Another option is to grab a ride on one of Kawau Cruises’ scheduled water taxis (bookings required at least two hours in advance). These travel between Sandspit and the various bays and private jetties on the island. Depending on how many stops the taxi has to make, travel times vary, with 40 to 60 minutes being a safe-ish bet for a trip between Sandspit and Mansion House Bay. The water taxi can be an adventure in itself: on a recent trip I was squashed in with nine other passengers, three suitcases, several rubbish bags, a chain saw, an empty fuel container, two yapping Cavoodles, a cranky cat in a cage, and a large bunch of yellow daffodils.

Parts of Mansion House are open to the public (the hours coincide with the Royal Mail Run timetable) and the gardens provide a pleasant spot for a picnic. Bring your own food and watch while over-excited kids try to catch the resident peacocks, Solo and Two-toes, or purchase a light meal or coffee at the small café in the grounds.

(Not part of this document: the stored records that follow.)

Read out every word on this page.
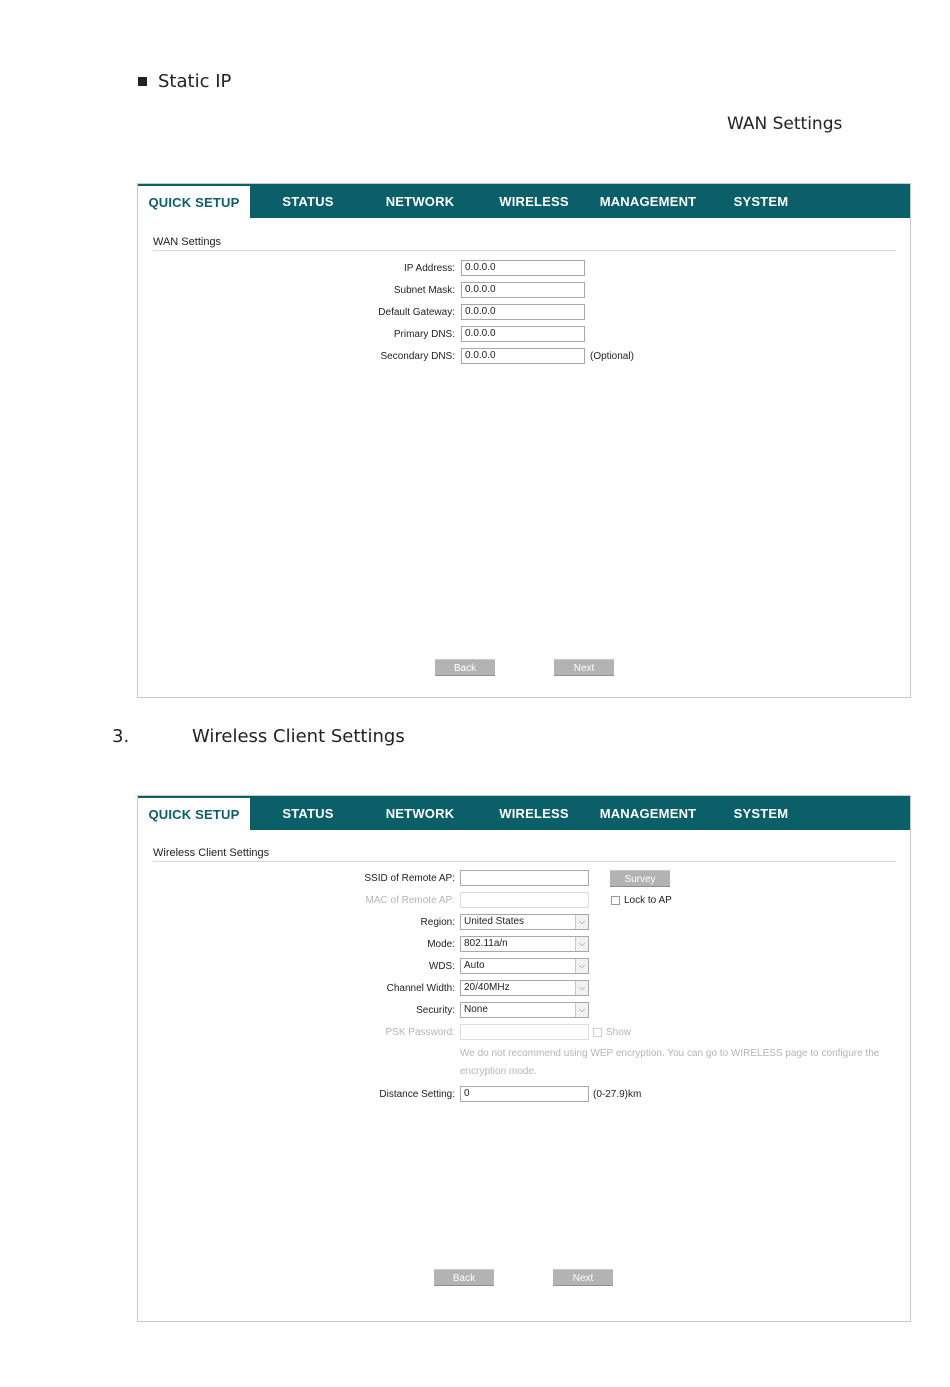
Static IP
WAN Settings
QUICK SETUP	STATUS	NETWORK	WIRELESS	MANAGEMENT	SYSTEM
WAN Settings
IP Address:	0.0.0.0
Subnet Mask:	0.0.0.0
Default Gateway:	0.0.0.0
Primary DNS:	0.0.0.0
Secondary DNS:	0.0.0.0	(Optional)
Back	Next
3.	Wireless Client Settings
QUICK SETUP	STATUS	NETWORK	WIRELESS	MANAGEMENT	SYSTEM
Wireless Client Settings
SSID of Remote AP:	Survey
MAC of Remote AP:	Lock to AP
Region: United States	⌵
Mode: 802.11a/n	⌵
WDS: Auto	⌵
Channel Width: 20/40MHz	⌵
Security: None	⌵
PSK Password:	Show
We do not recommend using WEP encryption. You can go to WIRELESS page to configure the encryption mode.
Distance Setting: 0	(0-27.9)km
Back	Next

The Royal Mail Run cruise also offers a fairly basic barbeque-and-salad lunch option.

The Department of Conservation manages several easy-to-moderate walking tracks in the area, although some are closed after brutal storms in 2023 brought down trees and caused slips. One popular walk is the 2.6km loop out to the 1840s copper mine, with its crumbling stone stack and views across the Hauraki Gulf, past South Cove to the mainland.

It’s here, at South Cove, that I hear the descendants of George Grey’s kookaburras cackling in the tree-lined valley. Later, I run a straw poll, asking the locals if anyone has actually seen these magnificent birds. Yes, long-term resident Lyn tells me, at the end of her property that adjoins North Cove. Yes, says her neighbour Fay, who has a place over the hill at Vivan Bay – the only part of Kawau with an accessible sweep of public sandy beach. Another yes, this time near the track that leads to the newly refurbished Kawau Boating Club, which has a great little bar and bistro on the water’s edge (and the only fuel pump on the island for boaties), now run by locals Daniel and Renee. Lois, the doyenne of Schoolhouse Bay, hears about my straw poll and sends a message saying she often sees the kookaburras, at the tiny historic cemetery up the back of the small settlement. “It’s spooky,” she says.

They cover a wide territory, these haunting, humorous birds, but I get the feeling that the laugh is on me. I search for them for days but the only physical evidence I find is a glossy striped feather lying in a tuft of long grass behind Mansion House.